GENTE FINA É OUTRA COISA!
Em minha infância havia uma frase que era muito dita: Gente fina é outra coisa!
Até a saudosa Elis Regina pronunciava tal frase na música “Alô, alô marciano”, sucesso nos anos setenta, composição da Rita Lee e Roberto de Carvalho.
Não conhecia pessoalmente ninguém que fosse rico, até hoje não conheço, mas já imaginava que a tal frase fosse verdadeira. Não podiam os ricos serem iguais a nós. Eu achava que eles poderiam fazer o que quisessem na hora que bem entendiam. Seus filhos deviam possuir todos os brinquedos que eu desejava e também comer chocolate todos os dias.
Lembro que quando criança acreditava que seria rico, cria eu piamente nesta idéia. A vida que foi mostrando que não é bem assim. E que quem é rico não é necessariamente feliz. Obviamente, o dinheiro proporciona boas coisas. Mas aprendi que para ter uma vida digna não é preciso muito. Apenas as necessidades básicas. Um trocado para comprar um sorvete numa tarde quente, uma graninha para beber cerveja com os amigos, poder comprar o chocolate...
A vida passou. E vejam só; não fiquei rico! Aliás estou muito longe da riqueza. Porém, posso afirmar que sou remediado. Não tenho problemas financeiros. Não devo dinheiro a ninguém. Não faço empréstimos a perder de vista. Também não tenho Grand Cherokee...

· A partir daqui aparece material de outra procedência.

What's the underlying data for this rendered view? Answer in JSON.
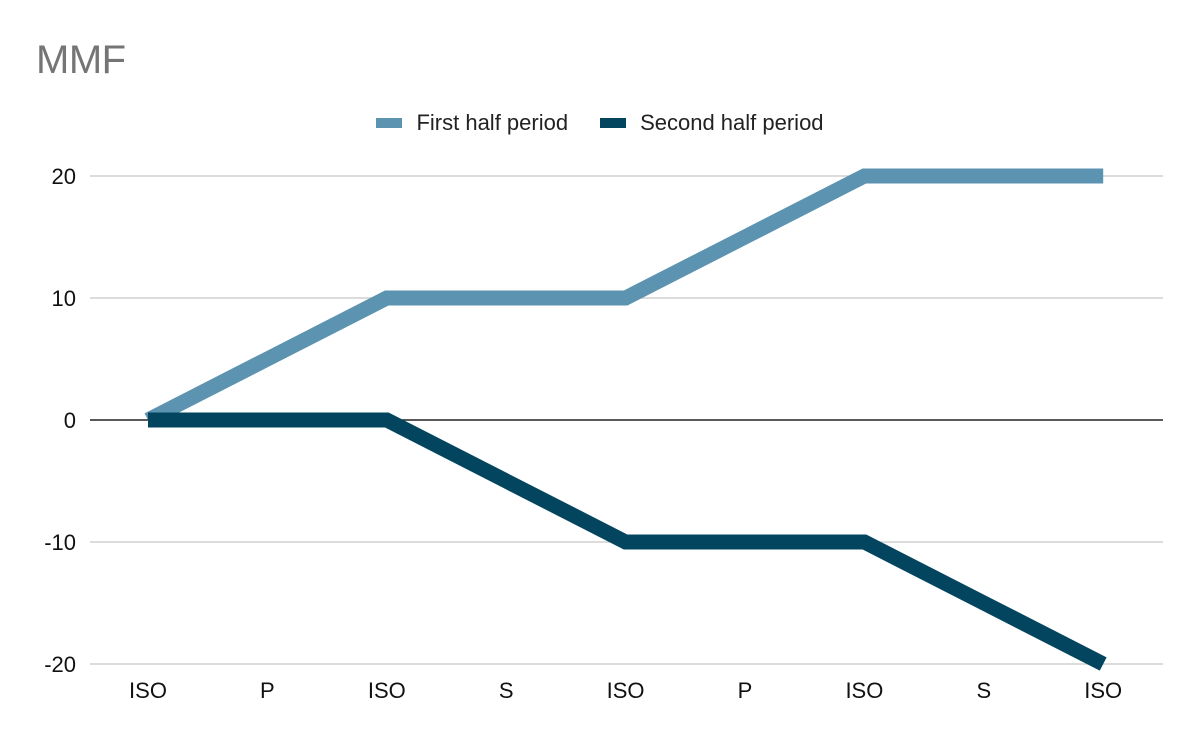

Talvez por nunca ter tido muito dinheiro, não entendo os ricos. Eles raciocinam diferente de nós. O grande patrimônio causa inveja a muitas pessoas, por isso o rico está atento o tempo todo para que ninguém arranque de suas mãos as coisas que conseguiu.
Trabalho em uma instituição pública. Mais precisamente numa escola pública. O dia a dia do funcionário público de escola é normalmente pacato. Sem grandes novidades. O que mais pode estressar-nos são as traquinagens dos alunos e seus reiterados palavrões.
- Seu filho da *!*!-*!
- Vai toma no seu !*
- Caral...Porr...Put que Par...
Escutamos estas palavras o dia inteiro. Já nem chocam tanto. Faz parte de nossa labuta diária.
Nos arredores da escola em que eu trabalho há casas de alto-padrão. Enormes, lindas, bem decoradas, bem pintadas, sonhos de consumo. E óbvio, se há casas de alto-padrão, seus moradores são ricos.
Os alunos da escola provêm dos morros e favelas que existem nas redondezas. Gente extremamente carente. Alguns vêm somente para comer. Aliás a escola fornece tudo, menos educação de qualidade.
Um dia estava trabalhando no período noturno, quando recebi uma ligação de um de nossos abastados vizinhos:
- Escola pública, boa noite!
- Boa noite, com quem falo?
- Meu nome é Márcio, posso ajudar?
- Eu sou um vizinho de vocês e gostaria de falar com a mais alta autoridade desta escola!
Não tive dúvida de que tratava com alguém que não raciocinava direito, então respondi:
- Pode falar senhor, a mais alta autoridade desta escola sou eu.
- Eu gostaria que o senhor usasse sua influência com a administração pública para resolver este problema de falta de luz.
Faltava a luz na rua, porém não nas casas. E o homem continuou:
- Já liguei para a Eletropaulo, e disseram que vai demorar 48 horas para luz voltar. Isso é um absurdo! Não podemos ficar sem luz esse tempo todo, é muito perigoso! Por favor o senhor poderia nos ajudar?
A solicitação do homem era absurda. Eu não tinha influencia nenhuma na administração pública, era um simples funcionário, e mesmo que tivesse alguma influência, não é assim que as coisas são resolvidas. Mas, para não decepcionar o homem, disse:
- Fique tranqüilo senhor, vou falar diretamente com o prefeito, essa situação será resolvida em poucos minutos.
O homem me agradeceu e desligou o telefone. Eu desliguei o telefone rindo muito. E contei para o meu colega que também riu muito e falou:
- Mas que idiota! Pensa que pode resolver tudo num telefonema. E rimos muito. Pensei comigo: Gente fina é outra coisa!
Passaram cinco minutos, e a luz da rua voltou.